In June 2017, the girl, a minor then, went missing from her village. Nine days later, the girl managed to escape and told her family that she had been gang raped for a week by Sengar. The local police filed a case against other accused but did not name Sengar as an accused. For months, the girl and her family tried to get the lawmaker named as an accused in the case. Almost 10 months later, her father was assaulted by Sengar’s family and arrested by the police on trumped up charges of illegal possession of arms. He subsequently died of torture in police custody.

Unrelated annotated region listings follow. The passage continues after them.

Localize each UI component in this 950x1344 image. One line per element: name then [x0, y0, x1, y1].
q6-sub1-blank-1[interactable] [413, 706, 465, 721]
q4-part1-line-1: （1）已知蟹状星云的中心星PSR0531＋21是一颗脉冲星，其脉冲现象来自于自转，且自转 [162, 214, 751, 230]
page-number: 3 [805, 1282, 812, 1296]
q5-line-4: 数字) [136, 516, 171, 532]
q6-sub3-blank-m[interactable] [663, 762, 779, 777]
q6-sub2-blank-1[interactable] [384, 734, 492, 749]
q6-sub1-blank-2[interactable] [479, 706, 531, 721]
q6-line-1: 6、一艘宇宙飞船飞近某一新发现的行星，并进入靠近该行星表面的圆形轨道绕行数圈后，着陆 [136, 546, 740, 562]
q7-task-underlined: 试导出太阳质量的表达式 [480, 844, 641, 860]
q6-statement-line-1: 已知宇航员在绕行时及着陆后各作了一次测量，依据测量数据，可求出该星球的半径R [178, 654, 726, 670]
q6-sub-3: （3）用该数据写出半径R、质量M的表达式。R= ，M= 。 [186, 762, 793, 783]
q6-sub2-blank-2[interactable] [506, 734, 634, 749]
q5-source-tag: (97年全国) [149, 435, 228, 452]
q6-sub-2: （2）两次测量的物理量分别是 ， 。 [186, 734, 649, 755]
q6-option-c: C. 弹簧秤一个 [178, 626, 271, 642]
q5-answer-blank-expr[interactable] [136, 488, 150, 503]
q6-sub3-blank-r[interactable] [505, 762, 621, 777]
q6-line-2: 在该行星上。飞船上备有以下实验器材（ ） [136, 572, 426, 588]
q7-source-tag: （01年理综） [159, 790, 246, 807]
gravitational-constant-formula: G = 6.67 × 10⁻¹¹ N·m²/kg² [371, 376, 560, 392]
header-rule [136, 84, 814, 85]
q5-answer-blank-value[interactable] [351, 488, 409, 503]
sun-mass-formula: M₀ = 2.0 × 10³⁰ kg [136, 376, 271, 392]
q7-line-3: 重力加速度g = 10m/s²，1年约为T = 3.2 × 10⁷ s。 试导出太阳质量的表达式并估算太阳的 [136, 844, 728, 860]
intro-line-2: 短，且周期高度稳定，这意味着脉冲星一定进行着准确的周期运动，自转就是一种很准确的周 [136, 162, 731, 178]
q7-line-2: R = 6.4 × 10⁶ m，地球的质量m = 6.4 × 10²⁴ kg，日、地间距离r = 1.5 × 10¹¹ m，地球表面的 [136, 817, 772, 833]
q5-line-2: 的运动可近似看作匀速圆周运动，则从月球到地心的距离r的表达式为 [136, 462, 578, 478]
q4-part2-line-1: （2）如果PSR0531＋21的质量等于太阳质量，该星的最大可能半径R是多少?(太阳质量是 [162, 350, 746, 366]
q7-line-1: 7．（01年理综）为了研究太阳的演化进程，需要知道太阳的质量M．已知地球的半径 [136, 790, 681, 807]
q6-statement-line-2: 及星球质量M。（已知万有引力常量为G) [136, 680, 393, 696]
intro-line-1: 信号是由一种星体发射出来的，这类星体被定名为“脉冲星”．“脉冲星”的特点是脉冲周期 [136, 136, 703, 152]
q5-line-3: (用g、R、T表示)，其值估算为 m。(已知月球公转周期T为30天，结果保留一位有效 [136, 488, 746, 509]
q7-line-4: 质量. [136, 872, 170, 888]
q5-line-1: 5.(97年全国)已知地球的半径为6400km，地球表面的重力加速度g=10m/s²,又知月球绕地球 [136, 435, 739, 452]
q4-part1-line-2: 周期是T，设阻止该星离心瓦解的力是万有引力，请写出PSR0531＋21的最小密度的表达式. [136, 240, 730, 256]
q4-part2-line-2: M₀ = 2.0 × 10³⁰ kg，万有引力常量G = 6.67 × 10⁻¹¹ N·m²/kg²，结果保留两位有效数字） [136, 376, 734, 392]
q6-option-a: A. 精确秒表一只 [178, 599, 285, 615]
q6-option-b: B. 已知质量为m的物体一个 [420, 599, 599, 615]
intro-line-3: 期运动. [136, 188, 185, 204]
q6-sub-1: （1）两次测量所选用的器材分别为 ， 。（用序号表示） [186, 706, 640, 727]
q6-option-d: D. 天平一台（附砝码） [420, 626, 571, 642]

This pushed the girl and her family to set themselves on fire in front of the house of the chief minister of the state to highlight her case. The nationwide outrage that followed forced the state government to initiate action against the accused. But even then the case was not being dealt with seriously by the police.

Finally, the Supreme Court intervened after the victim wrote a letter to then chief justice of India Ranjan Gogoi, and all the five cases related to the incident were transferred from court in Lucknow to Delhi with directions to hold trial on a daily basis and completing it within 45 days.

But troubles continued for the victim and on July 28 this year, the woman who had accused Sengar was severely injured after the car in which she was travelling was hit by a truck and two of her aunts were killed in the accident.

‘‘Such was the power of Sengar in Uttar Pradesh who had the bureaucrats, police officials, journalists all in his pocket,” said a local BJP leader to an international media.

This is not the only case where power has trumped the fear of the law. Who can forget the infamous case of Ruchika Girhotra, who was molested by the IGP Shambhu (S P S Rathore) in 1990 in Haryana? After Girhotra filed a complaint, her family and friends were constantly harassed by the Police that eventually lead her to commit suicide. It was only after 19 years, 40 adjournments, and more than 400 hearings; the court finally pronounced Rathore guilty under Section 354 IPC (molestation) and sentenced him to six months’ imprisonment and a fine of INR 1,000.

One of India’s most popular religious gurus, Asaram Bapu, was arrested for raping a minor in 2013, three witnesses who testified against him were killed, and many others were attacked. Bapu was sentenced to life imprisonment last year.

These murderous attacks led the Supreme Court to approve a draft of a witness protection program in December 2018. The programme requires police to identify and assess the risk levels of witnesses in criminal cases and provide protection to at-risk witnesses, including through police monitoring, the provision of safehouses, and even new identities, if necessary.